Les policiers du SPVM craignent de perdre leur contrat

Les policiers du SPVM craignent de perdre leur contrat
Les policiers du SPVM craignent de perdre leur contrat

Les policiers de Montréal demandent l’appui de Valérie Plante car ils craignent de ne plus s’occuper de l’aéroport Montréal-Trudeau, qui a lancé un appel d’offres pour évaluer les propositions des autres corps policiers.

« Pour nous, c’est une question de sécurité publique.

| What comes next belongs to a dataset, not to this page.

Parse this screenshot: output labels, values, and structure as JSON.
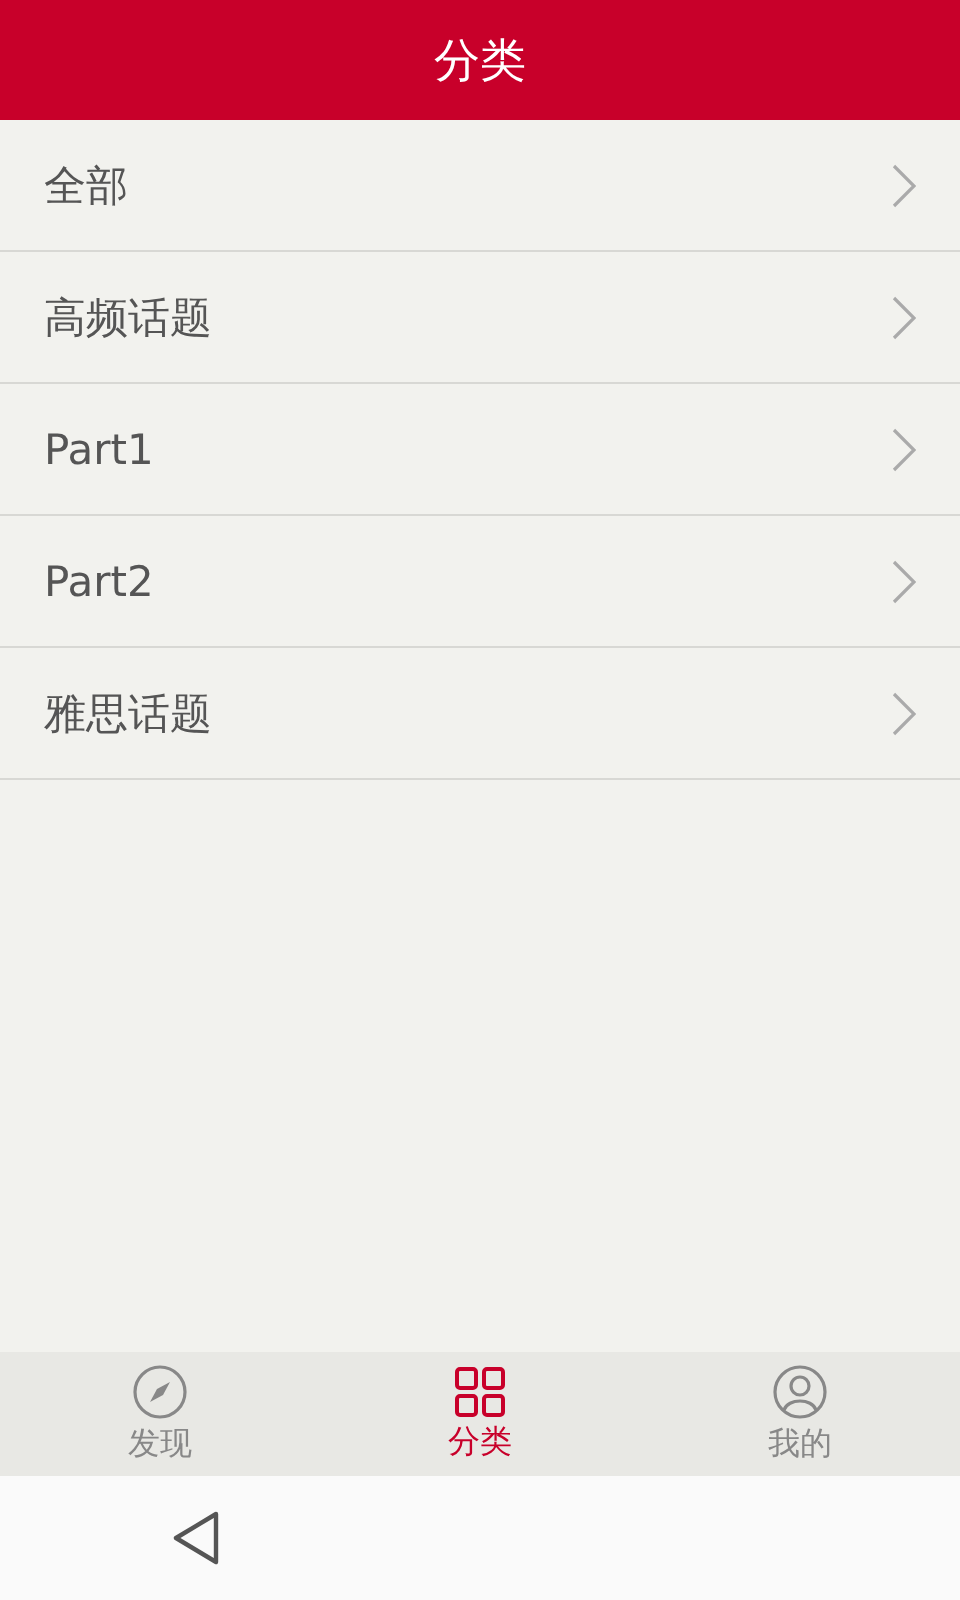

Cela n’aurait aucun sens qu’un autre corps de police soit présent à l’aéroport de Montréal. […] Nous demandons au maire d’agir parce qu’il n’y a personne qui puisse faire le travail comme les policiers du SPVM », a déclaré Yves Francoeur, président de la Fraternité des policiers de Montréal (FPPM), en entrevue avec Le journal.

Lundi, M. Francoeur a envoyé une lettre à la mairesse de Montréal, Valérie Plante, pour lui faire part de son inquiétude quant à la possibilité que le Service de police de la Ville de Montréal (SPVM) perde le contrat de service policier de l’aéroport de Montréal.

« C’est une question de sécurité publique », soutient le président de la Fraternité.

Pas cohérent

L’appel d’offres a été lancé alors que le contrat entre l’aéroport de Montréal et le SPVM expire, a indiqué par courriel le porte-parole d’ADM, Eric Forest.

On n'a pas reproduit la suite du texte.